Time pressure or cost are not overriding concerns for pharmacy customers, new consumer research reveals.

A study of 86 customers from two metropolitan Queensland pharmacies has reinforced findings from previous research in highlighting the emphasis place on the feeling of trust and altruism in the pharmacy setting.

Almost all (96%) of the customers strongly agreed/agreed that trust in the advice given in a pharmacy was critical, with a similar number highlighting the importance of the altruistic approach of the pharmacy.  

In contrast, 82% disagreed that time pressure was a concern and 78% said cost wasn’t a critical concern when in the pharmacy setting.    

Crucially, 89% of the customers said they would continue to purchase OTC medicines from a pharmacy, rather than supermarket outlet.

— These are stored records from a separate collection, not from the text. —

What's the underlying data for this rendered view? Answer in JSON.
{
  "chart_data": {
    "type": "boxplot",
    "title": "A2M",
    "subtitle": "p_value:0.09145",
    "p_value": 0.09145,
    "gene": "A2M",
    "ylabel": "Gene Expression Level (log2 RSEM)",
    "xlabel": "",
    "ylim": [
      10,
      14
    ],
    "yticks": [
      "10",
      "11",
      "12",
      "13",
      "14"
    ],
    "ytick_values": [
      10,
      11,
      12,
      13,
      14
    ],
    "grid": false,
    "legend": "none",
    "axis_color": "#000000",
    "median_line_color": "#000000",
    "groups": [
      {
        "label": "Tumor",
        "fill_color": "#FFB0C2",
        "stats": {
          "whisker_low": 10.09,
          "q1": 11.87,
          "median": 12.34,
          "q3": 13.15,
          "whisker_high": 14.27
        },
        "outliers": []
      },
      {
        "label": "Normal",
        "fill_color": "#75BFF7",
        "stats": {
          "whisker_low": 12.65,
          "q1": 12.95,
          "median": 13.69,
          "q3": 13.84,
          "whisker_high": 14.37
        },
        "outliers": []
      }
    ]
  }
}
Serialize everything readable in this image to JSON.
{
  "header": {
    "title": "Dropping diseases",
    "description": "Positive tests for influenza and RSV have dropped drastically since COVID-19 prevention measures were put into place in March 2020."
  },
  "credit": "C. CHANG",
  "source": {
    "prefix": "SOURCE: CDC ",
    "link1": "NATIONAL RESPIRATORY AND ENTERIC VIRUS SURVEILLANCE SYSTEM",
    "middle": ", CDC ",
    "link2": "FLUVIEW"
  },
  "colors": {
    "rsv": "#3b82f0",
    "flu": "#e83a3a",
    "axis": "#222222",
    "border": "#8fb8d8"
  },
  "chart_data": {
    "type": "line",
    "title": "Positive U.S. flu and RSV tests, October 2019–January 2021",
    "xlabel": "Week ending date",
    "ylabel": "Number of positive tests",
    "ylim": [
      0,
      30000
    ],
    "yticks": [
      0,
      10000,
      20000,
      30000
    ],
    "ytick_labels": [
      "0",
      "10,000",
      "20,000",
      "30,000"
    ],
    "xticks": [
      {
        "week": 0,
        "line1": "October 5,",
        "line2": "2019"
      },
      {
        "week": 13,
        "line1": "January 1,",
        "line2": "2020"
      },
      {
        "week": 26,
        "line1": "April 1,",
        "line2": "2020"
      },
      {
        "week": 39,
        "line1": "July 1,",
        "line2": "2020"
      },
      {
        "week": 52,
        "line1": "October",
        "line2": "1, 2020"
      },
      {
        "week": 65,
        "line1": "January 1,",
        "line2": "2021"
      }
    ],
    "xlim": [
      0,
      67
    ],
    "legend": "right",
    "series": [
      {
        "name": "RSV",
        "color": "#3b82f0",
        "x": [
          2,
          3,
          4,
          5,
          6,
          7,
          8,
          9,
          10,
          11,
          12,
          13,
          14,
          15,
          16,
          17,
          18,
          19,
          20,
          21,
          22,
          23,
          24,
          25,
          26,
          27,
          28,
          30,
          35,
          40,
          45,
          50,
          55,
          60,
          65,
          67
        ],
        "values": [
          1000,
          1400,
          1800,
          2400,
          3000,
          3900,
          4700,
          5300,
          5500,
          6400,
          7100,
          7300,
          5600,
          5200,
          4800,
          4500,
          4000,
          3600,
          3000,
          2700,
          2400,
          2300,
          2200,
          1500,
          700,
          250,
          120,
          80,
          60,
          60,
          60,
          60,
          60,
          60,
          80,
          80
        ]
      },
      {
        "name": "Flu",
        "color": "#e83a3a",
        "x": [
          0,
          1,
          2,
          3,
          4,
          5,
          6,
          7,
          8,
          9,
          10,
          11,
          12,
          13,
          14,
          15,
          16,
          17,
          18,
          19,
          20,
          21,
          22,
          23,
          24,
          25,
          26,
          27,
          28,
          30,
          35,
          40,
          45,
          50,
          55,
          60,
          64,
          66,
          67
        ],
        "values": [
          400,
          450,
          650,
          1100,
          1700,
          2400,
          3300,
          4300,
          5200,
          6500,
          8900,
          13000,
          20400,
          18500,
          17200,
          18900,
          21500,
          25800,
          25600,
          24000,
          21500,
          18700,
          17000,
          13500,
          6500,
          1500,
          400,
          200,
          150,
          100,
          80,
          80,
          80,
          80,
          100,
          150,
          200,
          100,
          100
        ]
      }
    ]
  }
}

“It is clear that when visiting a pharmacy, the key expectations by the customers are to be treated with respect, consideration, and for their views to be heard,” said the authors, from RMIT University, Victoria and Queensland University of Technology.

“It has been shown that pharmacy customers consider customer service as a greater driver for satisfaction than perceived value for money when they shop. However, the level of service provided to pharmacy customers can be directly limited by internal management and organisational factors such as communication and control processes”.

“Additionally, it has been shown that the attributes of the pharmacists and their staff are major drivers for pharmacy patronage by customers,” they added.

Aspects such as professionalism, friendliness and a caring nature will influence a customer’s decision-making process of where to shop., they said, while previous research had identified the critical role of the pharmacists’ attire in instilling confidence in their customers.  

The findings support many of the “perceptions of existing literature identifying a high level of satisfaction, confidence, sense of altruism, and trust by the public in pharmacist/pharmacies,” said the authors, from RMIT University, Victoria and Queensland University of Technology.

“These are important factors for customers buying OTCs from a pharmacy, regardless of time pressures and costs implications”.

The authors said the following considerations are important:

  • the need to provide greater differentiation with supermarkets;
  • the need to continue exploring opportunities to value-add and provide care beyond simply supplying a product;
  • the need to better integrate with other health services.

“Good communication skills and appropriate education of customers are critical in a pharmacist’s ability to build rapport and dissuade customers from purchasing inappropriate products,” they said.

“Optimal staff training and selection, as well as development of pharmacy personnel are critical to pharmacy patronage and for ensuring success of the pharmacy profession”.